Improved transparency will not necessarily prevent derivatives from creating systemic risk, new research finds. But neither will require sellers to maintain some skin in the game when they unload them.

Proposals to reform the market for credit default swaps and other over-the-counter derivatives would require that they be traded on exchanges or that sellers back them with more collateral. Both ideas assume that providing investors or regulators with more information about pricing and assurances on the underlying quality of the assets will reduce the risk they pose to the financial system. Another proposal would require sellers to maintain at least a 5 percent equity or "junior" stake in contracts that have been securitized, in effect, vouching for the quality of the assets sold by accepting the first loss.

But a paper published on Monday, entitled "Computational Complexity and Information Asymmetry in Financial Products," suggests that these proposals will not go very far to reduce the risk that derivatives pose to the financial system.

The research, by Princeton University scholars Sanjeev Arora, Boaz Barak, Markus Brunnermeier, and Rong Ge, finds that the analysis required to price derivatives is so complex that their risks will remain hidden, and that sellers of derivatives that are securitized can therefore "cherry pick" the best assets when retaining a junior tranche. The authors contend, moreover, that such complexity is likely to defy even the most sophisticated computational capacity.

"It may be computationally intractable to price derivatives even when buyers know almost all of the relevant information, and furthermore this is true even in very simple models of asset yields," Arora, Barak, Brunnermeier and Ge wrote. "This result immediately posts a red flag about asymmetric information, since it implies that derivative contracts could contain information that is in plain view yet cannot be understood with any foreseeable amount of computational effort."

The findings contrast with previous research that found securitization of financial contracts reduced risk by "completing markets" and helping ameliorate the effect of asymmetric information, what academics call the "lemon problem" associated with the fact that buyers of used cars invariably know less about their faults than sellers do.

But the authors of the new paper say such a view of securitization should be revised in view of their findings. "Even the most sophisticated investment banks such as Goldman Sachs cannot be fully rational since they do not have unbounded computational power," the paper observed.
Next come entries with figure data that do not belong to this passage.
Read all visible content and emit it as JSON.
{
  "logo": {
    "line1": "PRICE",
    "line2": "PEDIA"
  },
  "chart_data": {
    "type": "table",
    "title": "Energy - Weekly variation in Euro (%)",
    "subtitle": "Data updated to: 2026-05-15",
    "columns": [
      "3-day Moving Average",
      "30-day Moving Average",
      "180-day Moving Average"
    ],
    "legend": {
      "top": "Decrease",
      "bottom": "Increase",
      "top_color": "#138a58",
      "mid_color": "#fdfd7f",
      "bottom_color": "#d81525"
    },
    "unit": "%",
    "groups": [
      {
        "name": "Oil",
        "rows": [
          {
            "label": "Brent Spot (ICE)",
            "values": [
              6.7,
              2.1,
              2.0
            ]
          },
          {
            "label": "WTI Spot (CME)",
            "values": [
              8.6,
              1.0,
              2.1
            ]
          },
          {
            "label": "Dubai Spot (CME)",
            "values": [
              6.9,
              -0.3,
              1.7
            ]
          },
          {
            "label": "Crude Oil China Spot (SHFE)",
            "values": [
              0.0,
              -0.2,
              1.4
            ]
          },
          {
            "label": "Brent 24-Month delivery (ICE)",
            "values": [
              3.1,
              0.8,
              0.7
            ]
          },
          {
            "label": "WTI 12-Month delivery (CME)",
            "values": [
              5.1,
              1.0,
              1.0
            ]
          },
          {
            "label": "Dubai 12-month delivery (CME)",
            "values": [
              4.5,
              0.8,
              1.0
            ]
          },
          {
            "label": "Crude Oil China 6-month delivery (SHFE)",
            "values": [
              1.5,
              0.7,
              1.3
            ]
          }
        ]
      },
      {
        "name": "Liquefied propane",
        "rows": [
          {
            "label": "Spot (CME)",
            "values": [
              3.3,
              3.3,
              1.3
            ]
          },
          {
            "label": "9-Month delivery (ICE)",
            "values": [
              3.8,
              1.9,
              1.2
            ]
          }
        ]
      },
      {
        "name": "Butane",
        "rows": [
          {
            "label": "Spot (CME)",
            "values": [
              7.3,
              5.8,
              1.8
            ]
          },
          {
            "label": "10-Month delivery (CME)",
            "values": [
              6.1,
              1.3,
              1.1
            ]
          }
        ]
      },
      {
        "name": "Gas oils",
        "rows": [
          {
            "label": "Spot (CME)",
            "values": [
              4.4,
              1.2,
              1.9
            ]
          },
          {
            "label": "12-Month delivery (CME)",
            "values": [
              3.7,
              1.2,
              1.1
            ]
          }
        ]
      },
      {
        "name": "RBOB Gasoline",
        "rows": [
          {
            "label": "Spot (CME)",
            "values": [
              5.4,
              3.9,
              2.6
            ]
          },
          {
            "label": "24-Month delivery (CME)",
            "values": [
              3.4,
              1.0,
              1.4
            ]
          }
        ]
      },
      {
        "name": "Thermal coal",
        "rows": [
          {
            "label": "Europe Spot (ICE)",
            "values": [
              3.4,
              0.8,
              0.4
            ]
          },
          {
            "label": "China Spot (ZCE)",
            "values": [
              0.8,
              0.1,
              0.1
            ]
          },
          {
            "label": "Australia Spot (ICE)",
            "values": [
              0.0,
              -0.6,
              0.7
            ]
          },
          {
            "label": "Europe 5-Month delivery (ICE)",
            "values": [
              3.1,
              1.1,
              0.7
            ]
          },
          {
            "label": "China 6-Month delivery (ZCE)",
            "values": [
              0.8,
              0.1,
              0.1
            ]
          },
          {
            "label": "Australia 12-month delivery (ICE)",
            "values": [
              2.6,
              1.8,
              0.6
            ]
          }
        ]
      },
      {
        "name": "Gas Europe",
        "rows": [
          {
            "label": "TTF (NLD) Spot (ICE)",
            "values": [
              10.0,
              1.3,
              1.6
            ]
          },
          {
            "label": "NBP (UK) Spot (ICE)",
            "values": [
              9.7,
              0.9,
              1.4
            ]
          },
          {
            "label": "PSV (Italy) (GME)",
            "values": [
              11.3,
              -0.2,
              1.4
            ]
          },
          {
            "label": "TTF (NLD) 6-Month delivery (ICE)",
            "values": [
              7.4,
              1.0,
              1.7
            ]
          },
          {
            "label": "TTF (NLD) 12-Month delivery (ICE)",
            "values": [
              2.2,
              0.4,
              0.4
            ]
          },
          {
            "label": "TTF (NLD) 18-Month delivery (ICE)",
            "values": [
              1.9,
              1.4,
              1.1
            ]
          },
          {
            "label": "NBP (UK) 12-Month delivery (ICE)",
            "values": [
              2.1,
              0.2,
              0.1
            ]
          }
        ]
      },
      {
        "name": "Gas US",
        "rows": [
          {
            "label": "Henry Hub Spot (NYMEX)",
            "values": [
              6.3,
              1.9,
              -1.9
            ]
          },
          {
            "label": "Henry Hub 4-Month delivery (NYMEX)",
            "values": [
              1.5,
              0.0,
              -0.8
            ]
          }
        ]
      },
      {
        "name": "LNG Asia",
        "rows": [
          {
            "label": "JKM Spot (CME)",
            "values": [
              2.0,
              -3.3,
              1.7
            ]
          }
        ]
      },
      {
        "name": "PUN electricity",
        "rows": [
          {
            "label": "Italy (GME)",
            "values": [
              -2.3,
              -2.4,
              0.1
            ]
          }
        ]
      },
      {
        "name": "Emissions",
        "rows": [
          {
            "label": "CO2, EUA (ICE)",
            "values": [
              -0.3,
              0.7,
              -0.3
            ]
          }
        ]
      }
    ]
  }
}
As a result, the authors continued, "designers of financial products can rely on computational intractability to disguise their information via suitable cherry picking." And they said that because dealers can generate extra profits from this hidden information -- "far beyond what would be possible in a fully rational setting" -- policymakers should think twice about "the accepted view about the power of derivatives to ameliorate the effects of information asymmetry."

The authors concede that this risk is greater in customized deals between two parties than in the far more common securitized ones. But they say they found that even the lesser risk in securitized swaps is too complex to accurately model.

"The lemon problem clearly exists in real life (e.g., 'no documentation mortgages'), and there will always be a discrepancy between "the 'buyer's model' of the assets and the true valuation," the authors noted. And since they show accurate pricing is mathematically impossible even when inputs are known by buyers, they wrote, "one fears that such pricing problems will not go away even with better models." If anything, the authors concluded, "the pricing problem should only get harder for more complicated models."